Magdalen Green

I was born and brought up in Bellefield Avenue and to me and my generation both here and on Magdalen Green this was to be our playground.

In the early 1930s Bellefield Avenue was to us a pretty wide street no doubt due to the fact that it was devoid of cars parking on the street. This being the case it was the ideal play ground for our many activities. One of the games we played regularly was our interpretation of American baseball, the base was a close entrance, the next base was a lamp post, the next would be a jacket, then another lamp post, then a dust bin lid, another lamp post and then back to final base. At this stage I must name the participants, Bob Pilkington, Jim Hampton, Dave McDonald, Bert Taylor, the Johnston boys, Jimmy Lamb and Torbet McKinnon, we did have one imported player and the was Jim Hackney for Thomson Street, he and I would go through Primary School at Hawkhill School and then Harris Academy, became members of the 3rd Company Boys Brigade etc.

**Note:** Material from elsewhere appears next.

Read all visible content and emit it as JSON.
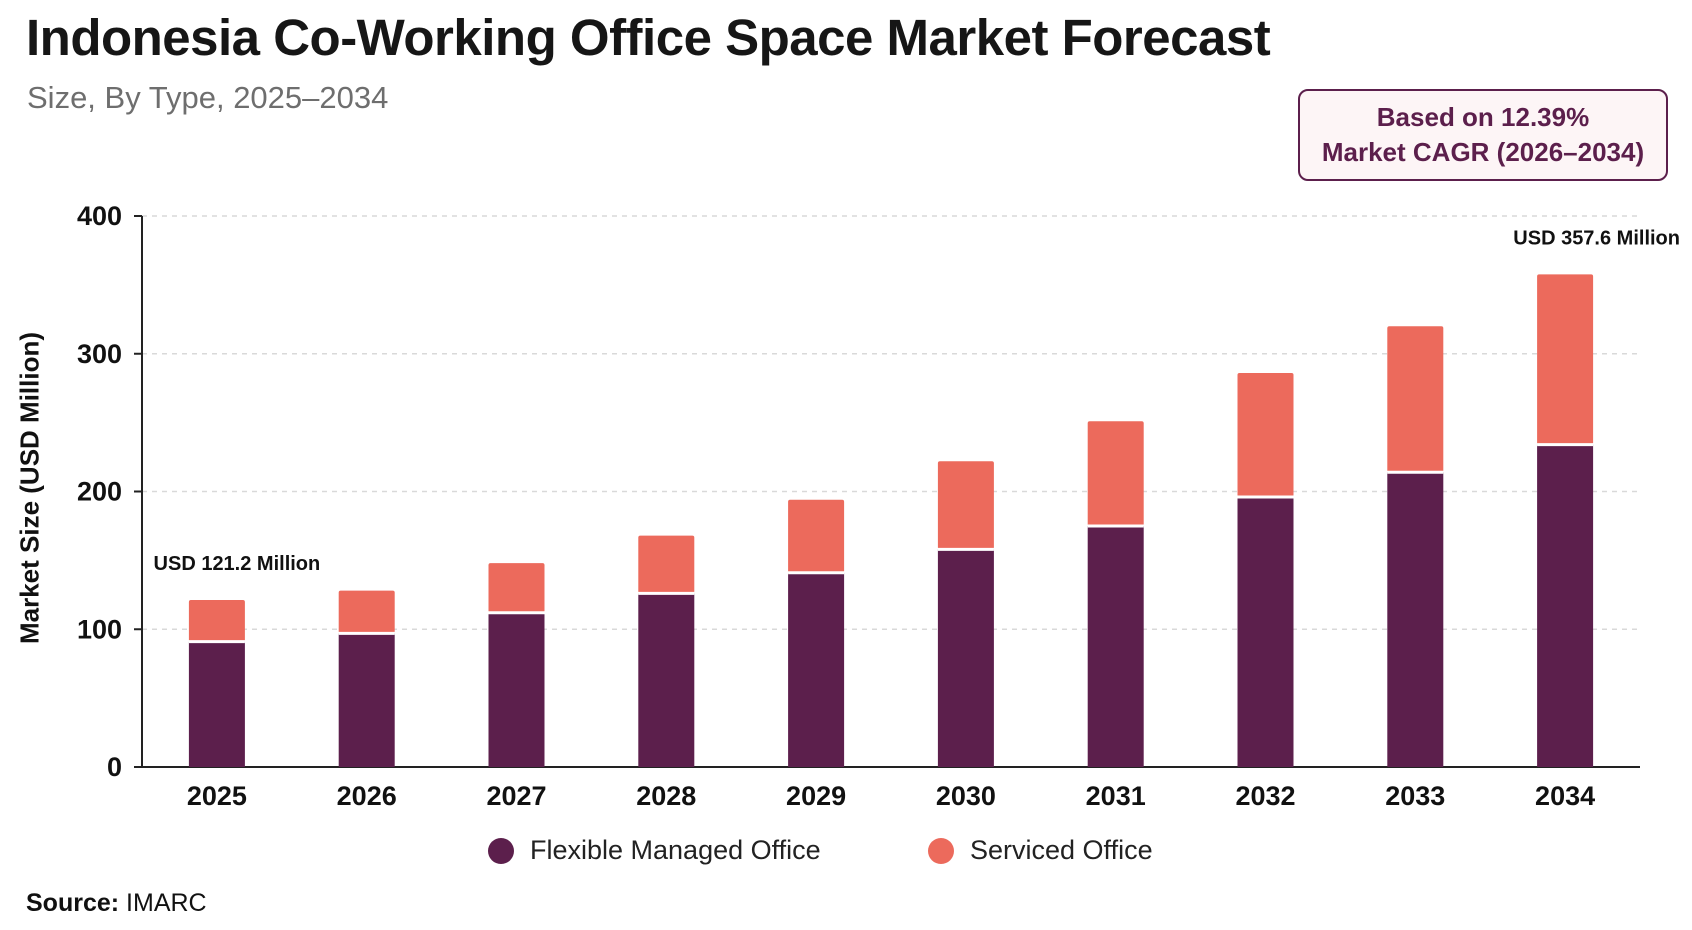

All the names I mention and more provided the "Scottish" football and our home ground was to the east of the swing green at the bottom of Bellefield Avenue, the pitch we played on was named by us "Ibrox" and we played against any team who would answer the challenge. It was not a fancy grass pitch, the surface was the discarded ashes from the near by railway sheds, it was therefore a cinder pitch or as we called it "Danders" a surface which was not the best to fall on, if you had the misfortune to so do then out mothers' had the job of getting out the tweezers and pulling our bits of cinders from scraped knees.

We then had the Magdalen Green tennis courts when during the 1939 to 1945 war became allotments where a few of our gang became part of the nationwide army who "dug for victory" with a lot of help from our fathers.

It was a great place to be brought up, no television, plenty of things to do and strangely enough it "never seemed to rain" and the phrase "we are bored" was never heard.